En mi continuada observación, adquiero conciencia de cómo estos animalillos no rinden cuentas a nadie.

Hasta yo, que en mi tiempo de ocio me siento en el parque como un bohemio, lo hago desde un automatismo social adquirido, cumplimentando la correcta imagen de un paseante y, muchas veces, sin comprobar si es lo que quiero en el momento, o si lo estoy haciendo tal como quiero. Aunque me apetezca, no ruedo por la hierba, ni grito para comprobar el eco del claro del bosque, ni como un trébol para ver a qué sabe lo que comen los jilgueros, ni acaricio las cortezas de los árboles para notar sus diferentes texturas. Muchas veces, no hago nada de esto porque ni siquiera me lo planteo. Y es que mi exploración del entorno está limitada a la que consiga hacer mientras represento lo que socialmente pase por un caminante aceptable en un parque urbano; toda otra acción parece ridícula y gratuita. Ni hablemos de todas las convenciones inconscientes que se dan paseando por el asfalto del centro de la ciudad: ni siquiera es posible dar media vuelta bruscamente en la calle sin hacer antes un teatrillo, palpándose los bolsillos en busca de una cartera imaginaria.

Y sin embargo, observo a animales en su plena adultez, incluso en su senectud, explorar el entorno como lo haría un niño: yendo y viniendo a cualquier lado, pasando un tiempo indefinido en cualquier lugar, comiendo de aquí y allá, piando las veces que consideren oportunas.

Es así como tomo conciencia de aquello por lo que más me gusta verlos: lo libres que son.

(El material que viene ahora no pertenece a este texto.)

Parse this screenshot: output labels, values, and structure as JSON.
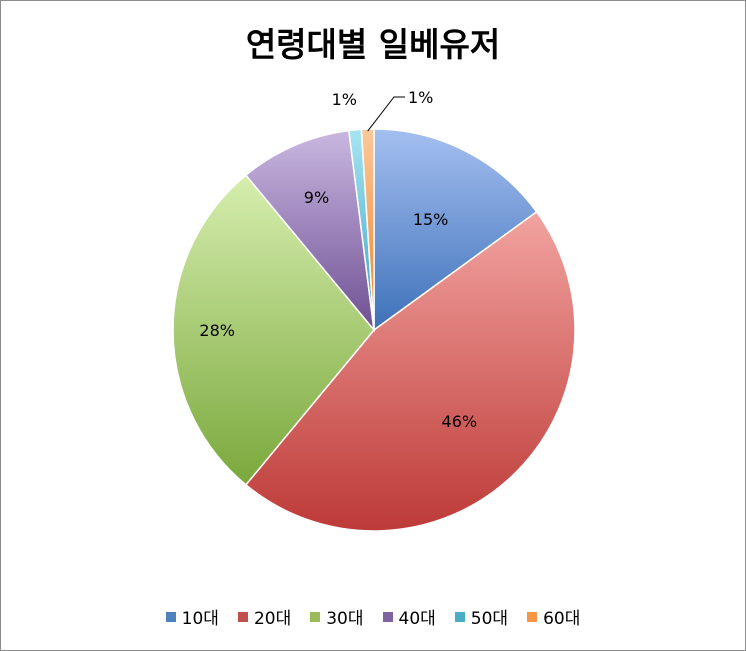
{
  "chart_data": {
    "type": "pie",
    "title": "연령대별 일베유저",
    "categories": [
      "10대",
      "20대",
      "30대",
      "40대",
      "50대",
      "60대"
    ],
    "values": [
      15,
      46,
      28,
      9,
      1,
      1
    ],
    "labels": [
      "15%",
      "46%",
      "28%",
      "9%",
      "1%",
      "1%"
    ],
    "colors": [
      "#4f81bd",
      "#c0504d",
      "#9bbb59",
      "#8064a2",
      "#4bacc6",
      "#f79646"
    ],
    "gradients": [
      [
        "#a4bff0",
        "#3e71b9"
      ],
      [
        "#f2a3a0",
        "#bd3a37"
      ],
      [
        "#d6eeae",
        "#7aa83c"
      ],
      [
        "#c9b7e0",
        "#6f5093"
      ],
      [
        "#a7e4f2",
        "#3ba3c2"
      ],
      [
        "#fbc99c",
        "#ee7f27"
      ]
    ],
    "legend_position": "bottom",
    "start_angle": "12 o'clock",
    "direction": "clockwise"
  }
}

Ninguna ley de suelo dice a un petirrojo dónde tiene que construir su nido. Cualquier alarma permite a una lagartija allanar una propiedad privada, o a una golondrina su espacio aéreo. El Ayuntamiento no dice a los sapos de la charca a qué hora pueden empezar a croar. Por supuesto, nadie decide en qué dirección crecen las ramas de los árboles, y nunca se ha denunciado a una paloma por dejar a alguien un corrosivo regalo en la cabeza. No se hace trabajar a los pájaros carpinteros por cuenta ajena, ni en régimen de autónomos, ni se los hace jubilarse para incorporar nuevos pájaros carpinteros al mercado. Tranquiliza pensar que, incluso en la peor distopía, la vida humana necesitaría del resto de la naturaleza, y ningún sátrapa trataría siquiera de regularla.

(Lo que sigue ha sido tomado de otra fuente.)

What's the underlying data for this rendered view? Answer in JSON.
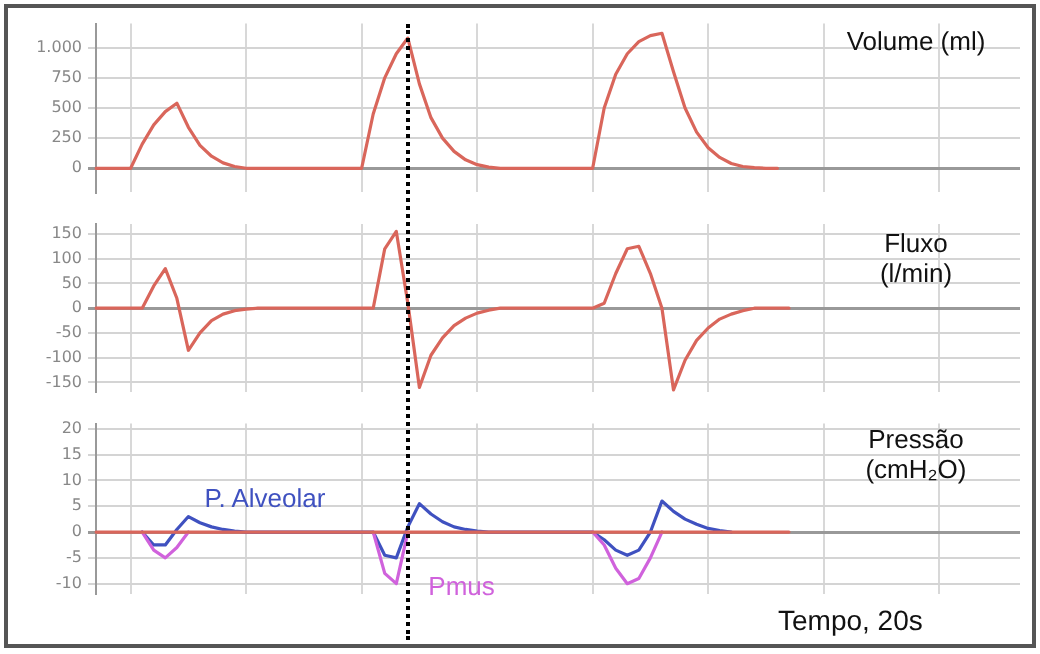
{
  "chart_data": [
    {
      "type": "line",
      "ylabel": "Volume (ml)",
      "categories": [
        null,
        null,
        null,
        null,
        null,
        null,
        null,
        null,
        null,
        null,
        null,
        null,
        null,
        null,
        null,
        null,
        null,
        null,
        null,
        null,
        null,
        null,
        null,
        null,
        null,
        null,
        null,
        null,
        null,
        null,
        null,
        null,
        null,
        null,
        null,
        null,
        null,
        null,
        null,
        null,
        null,
        null,
        null,
        null,
        null,
        null,
        null,
        null,
        null,
        null,
        null,
        null,
        null,
        null,
        null,
        null,
        null,
        null,
        null,
        null,
        null,
        null,
        null,
        null,
        null,
        null,
        null,
        null,
        null,
        null,
        null,
        null,
        null,
        null,
        null,
        null,
        null,
        null,
        null,
        null,
        null
      ],
      "ylim": [
        -200,
        1200
      ],
      "yticks": [
        0,
        250,
        500,
        750,
        {
          "value": 1000,
          "label": "1.000"
        }
      ],
      "grid": true,
      "tick_labels": "y",
      "series": [
        {
          "color": "#d9665b",
          "values": [
            0,
            0,
            0,
            0,
            200,
            360,
            470,
            540,
            340,
            190,
            100,
            45,
            15,
            0,
            0,
            0,
            0,
            0,
            0,
            0,
            0,
            0,
            0,
            0,
            450,
            750,
            950,
            1080,
            700,
            420,
            250,
            140,
            70,
            30,
            10,
            0,
            0,
            0,
            0,
            0,
            0,
            0,
            0,
            0,
            500,
            780,
            950,
            1050,
            1100,
            1120,
            800,
            500,
            300,
            170,
            90,
            40,
            15,
            5,
            0,
            0,
            null,
            null,
            null,
            null,
            null,
            null,
            null,
            null,
            null,
            null,
            null,
            null,
            null,
            null,
            null,
            null,
            null,
            null,
            null,
            null,
            null
          ]
        }
      ]
    },
    {
      "type": "line",
      "ylabel": "Fluxo (l/min)",
      "categories": [
        null,
        null,
        null,
        null,
        null,
        null,
        null,
        null,
        null,
        null,
        null,
        null,
        null,
        null,
        null,
        null,
        null,
        null,
        null,
        null,
        null,
        null,
        null,
        null,
        null,
        null,
        null,
        null,
        null,
        null,
        null,
        null,
        null,
        null,
        null,
        null,
        null,
        null,
        null,
        null,
        null,
        null,
        null,
        null,
        null,
        null,
        null,
        null,
        null,
        null,
        null,
        null,
        null,
        null,
        null,
        null,
        null,
        null,
        null,
        null,
        null,
        null,
        null,
        null,
        null,
        null,
        null,
        null,
        null,
        null,
        null,
        null,
        null,
        null,
        null,
        null,
        null,
        null,
        null,
        null,
        null
      ],
      "ylim": [
        -170,
        170
      ],
      "yticks": [
        -150,
        -100,
        -50,
        0,
        50,
        100,
        150
      ],
      "grid": true,
      "tick_labels": "y",
      "series": [
        {
          "color": "#d9665b",
          "values": [
            0,
            0,
            0,
            0,
            0,
            45,
            80,
            20,
            -85,
            -50,
            -25,
            -12,
            -5,
            -2,
            0,
            0,
            0,
            0,
            0,
            0,
            0,
            0,
            0,
            0,
            0,
            120,
            155,
            10,
            -160,
            -95,
            -60,
            -35,
            -20,
            -10,
            -4,
            0,
            0,
            0,
            0,
            0,
            0,
            0,
            0,
            0,
            10,
            70,
            120,
            125,
            70,
            0,
            -165,
            -105,
            -65,
            -40,
            -22,
            -12,
            -5,
            0,
            0,
            0,
            0,
            null,
            null,
            null,
            null,
            null,
            null,
            null,
            null,
            null,
            null,
            null,
            null,
            null,
            null,
            null,
            null,
            null,
            null,
            null,
            null
          ]
        }
      ]
    },
    {
      "type": "line",
      "ylabel": "Pressão (cmH₂O)",
      "xlabel": "Tempo, 20s",
      "categories": [
        null,
        null,
        null,
        null,
        null,
        null,
        null,
        null,
        null,
        null,
        null,
        null,
        null,
        null,
        null,
        null,
        null,
        null,
        null,
        null,
        null,
        null,
        null,
        null,
        null,
        null,
        null,
        null,
        null,
        null,
        null,
        null,
        null,
        null,
        null,
        null,
        null,
        null,
        null,
        null,
        null,
        null,
        null,
        null,
        null,
        null,
        null,
        null,
        null,
        null,
        null,
        null,
        null,
        null,
        null,
        null,
        null,
        null,
        null,
        null,
        null,
        null,
        null,
        null,
        null,
        null,
        null,
        null,
        null,
        null,
        null,
        null,
        null,
        null,
        null,
        null,
        null,
        null,
        null,
        null,
        null
      ],
      "ylim": [
        -12,
        21
      ],
      "yticks": [
        -10,
        -5,
        0,
        5,
        10,
        15,
        20
      ],
      "grid": true,
      "tick_labels": "y",
      "series": [
        {
          "color": "#d9665b",
          "values": [
            0,
            0,
            0,
            0,
            0,
            0,
            0,
            0,
            0,
            0,
            0,
            0,
            0,
            0,
            0,
            0,
            0,
            0,
            0,
            0,
            0,
            0,
            0,
            0,
            0,
            0,
            0,
            0,
            0,
            0,
            0,
            0,
            0,
            0,
            0,
            0,
            0,
            0,
            0,
            0,
            0,
            0,
            0,
            0,
            0,
            0,
            0,
            0,
            0,
            0,
            0,
            0,
            0,
            0,
            0,
            0,
            0,
            0,
            0,
            0,
            0,
            null,
            null,
            null,
            null,
            null,
            null,
            null,
            null,
            null,
            null,
            null,
            null,
            null,
            null,
            null,
            null,
            null,
            null,
            null,
            null
          ]
        },
        {
          "name": "Pmus",
          "color": "#d062dc",
          "values": [
            null,
            null,
            null,
            null,
            0,
            -3.5,
            -5,
            -3,
            0,
            null,
            null,
            null,
            null,
            null,
            null,
            null,
            null,
            null,
            null,
            null,
            null,
            null,
            null,
            null,
            0,
            -8,
            -10,
            0,
            null,
            null,
            null,
            null,
            null,
            null,
            null,
            null,
            null,
            null,
            null,
            null,
            null,
            null,
            null,
            0,
            -2.5,
            -7,
            -10,
            -9,
            -5,
            0,
            null,
            null,
            null,
            null,
            null,
            null,
            null,
            null,
            null,
            null,
            null,
            null,
            null,
            null,
            null,
            null,
            null,
            null,
            null,
            null,
            null,
            null,
            null,
            null,
            null,
            null,
            null,
            null,
            null,
            null,
            null
          ]
        },
        {
          "name": "P. Alveolar",
          "color": "#3f51c0",
          "values": [
            null,
            null,
            null,
            null,
            0,
            -2.5,
            -2.5,
            0.5,
            3,
            1.8,
            1,
            0.5,
            0.2,
            0,
            0,
            0,
            0,
            0,
            0,
            0,
            0,
            0,
            0,
            0,
            0,
            -4.5,
            -5,
            1,
            5.5,
            3.5,
            2,
            1,
            0.5,
            0.2,
            0,
            0,
            0,
            0,
            0,
            0,
            0,
            0,
            0,
            0,
            -1.5,
            -3.5,
            -4.5,
            -3.5,
            0,
            6,
            4,
            2.5,
            1.5,
            0.7,
            0.3,
            0,
            null,
            null,
            null,
            null,
            null,
            null,
            null,
            null,
            null,
            null,
            null,
            null,
            null,
            null,
            null,
            null,
            null,
            null,
            null,
            null,
            null,
            null,
            null,
            null,
            null
          ]
        }
      ]
    }
  ]
}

Y si no se hace, es porque no se puede. Los animales silvestres no conciben el mandato de un líder suyo sobre miles, millares o millones de entre sus congéneres. No creen en legitimidades, ni democráticas ni mesiánicas, ni tienen miedo al ridículo; y, por tanto, no ven razón para respetar algo en contra de sus intereses. Intereses que, desde la falta de ataduras con que opera su mente, tienen muy claros. Más aún, aunque pertenezcan entre sí a la misma especie, y aunque vivan en entornos cercanos, están completamente descentralizados. Sería más fácil conquistar la España actual que lo que lo fue la península prerromana: los primeros nos hemos acostumbrado a obedecer simultáneamente lo publicado en Madrid, que puede ser escrito por una sola persona, de modo que la rebelión es difícil de sincronizar. Los segundos obedecían en mucha mayor parte a sus conciencias y entornos cercanos, de modo que vencer a un individuo en Cantabria no hacía que otro en Numancia se diera por derrotado: la derrota era lo difícil de sincronizar. Algo tan sencillo como la falta de conciencia de formar un mismo país los hacía mucho más indomables. Algo tan sencillo como la idea implícita de que la soberanía está en cada uno.

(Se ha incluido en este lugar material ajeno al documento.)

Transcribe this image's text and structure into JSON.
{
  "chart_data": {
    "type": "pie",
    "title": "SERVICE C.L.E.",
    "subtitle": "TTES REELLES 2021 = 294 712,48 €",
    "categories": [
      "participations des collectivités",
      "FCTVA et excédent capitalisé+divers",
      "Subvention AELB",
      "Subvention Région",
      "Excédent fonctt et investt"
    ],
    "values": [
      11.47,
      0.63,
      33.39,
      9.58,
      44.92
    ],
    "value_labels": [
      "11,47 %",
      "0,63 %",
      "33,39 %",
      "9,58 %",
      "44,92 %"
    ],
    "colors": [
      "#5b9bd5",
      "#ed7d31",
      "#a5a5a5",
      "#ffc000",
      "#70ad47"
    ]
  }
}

Decía Hobbes que todo lo que hacemos está determinado, y, por tanto, una piedra cayendo cuesta abajo sería tan libre como podría llegar a serlo cualquier persona, siendo la única libertad posible el eliminar los obstáculos de la cuesta. Ahora yo me pregunto, mientras veo un gorrión sosteniéndome la mirada para alzar el vuelo poco después: ¿quiénes, en la Tierra, tienen libre albedrío?